Они замолчали, каждый думая о своем. Старик дрожащими пальцами перебирал яркие бутоны на цветах, а тень пристально рассматривала процессию из гостей, что шли к саркофагам.
– Смутное время. – Старик гладил бутоны роз. – Еще мгновение назад мне и правда показалось, что возможно удастся избежать войны.
– Если гнойник назрел, от него нельзя избавиться, не вскрыв раны, – пришел ответ тени.
– Но согласись, могло получиться. – Старик улыбнулся. – И даже больше, я думаю, все еще получится, твой мальчик весьма смышлен и дальновиден, он создал великое будущее. Нужно выводить его из тени.
– Уже. – На призрачном лице тени расплылась улыбка. – Твоя девочка сделала нам с тобой напоследок кое-какой подарочек.
– Да иди ты?! – Старик аж поперхнулся словами. – Вальери уже вывела его в свет?

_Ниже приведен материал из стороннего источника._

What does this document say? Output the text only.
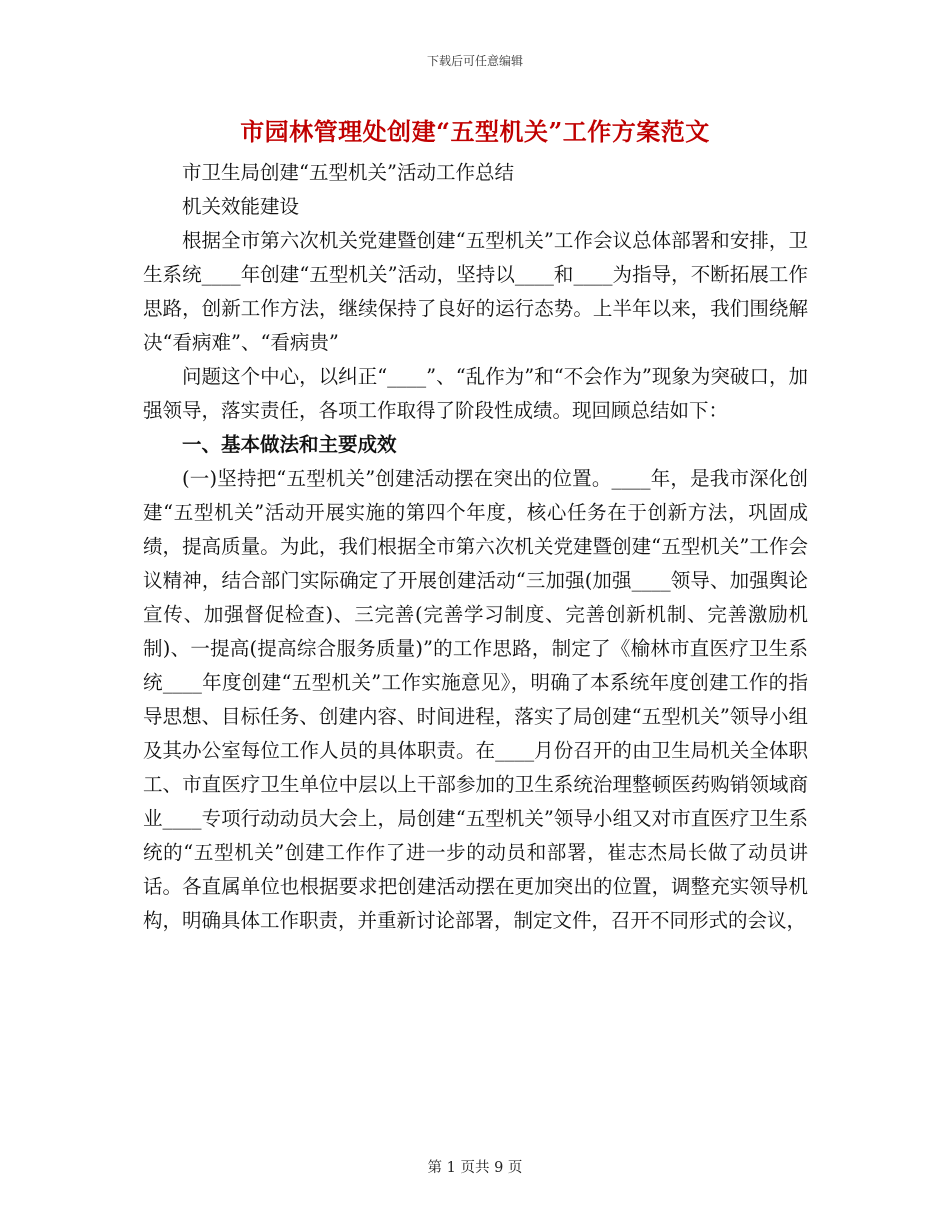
下载后可任意编辑
市园林管理处创建“五型机关”工作方案范文

市卫生局创建“五型机关”活动工作总结

机关效能建设

根据全市第六次机关党建暨创建“五型机关”工作会议总体部署和安排，卫生系统____年创建“五型机关”活动，坚持以____和____为指导，不断拓展工作思路，创新工作方法，继续保持了良好的运行态势。上半年以来，我们围绕解决“看病难”、“看病贵”

问题这个中心，以纠正“____”、“乱作为”和“不会作为”现象为突破口，加强领导，落实责任，各项工作取得了阶段性成绩。现回顾总结如下：

一、基本做法和主要成效

(一)坚持把“五型机关”创建活动摆在突出的位置。____年，是我市深化创建“五型机关”活动开展实施的第四个年度，核心任务在于创新方法，巩固成绩，提高质量。为此，我们根据全市第六次机关党建暨创建“五型机关”工作会议精神，结合部门实际确定了开展创建活动“三加强(加强____领导、加强舆论宣传、加强督促检查)、三完善(完善学习制度、完善创新机制、完善激励机制)、一提高(提高综合服务质量)”的工作思路，制定了《榆林市直医疗卫生系统____年度创建“五型机关”工作实施意见》，明确了本系统年度创建工作的指导思想、目标任务、创建内容、时间进程，落实了局创建“五型机关”领导小组及其办公室每位工作人员的具体职责。在____月份召开的由卫生局机关全体职工、市直医疗卫生单位中层以上干部参加的卫生系统治理整顿医药购销领域商业____专项行动动员大会上，局创建“五型机关”领导小组又对市直医疗卫生系统的“五型机关”创建工作作了进一步的动员和部署，崔志杰局长做了动员讲话。各直属单位也根据要求把创建活动摆在更加突出的位置，调整充实领导机构，明确具体工作职责，并重新讨论部署，制定文件，召开不同形式的会议，

第 1 页共 9 页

Ай бесовка! Вот же женщина была!
Они оба замолчали, повернувшись в сторону одного из открытых саркофагов, вновь задумавшись ненадолго.
– На то и расчет был, Галчонок, – нарушила первой молчание тень. – Парень должен был выжить.
– И что теперь? – Старик покачал головой своим мыслям.
– Болота, – произнесла тень. – Ему уже пора.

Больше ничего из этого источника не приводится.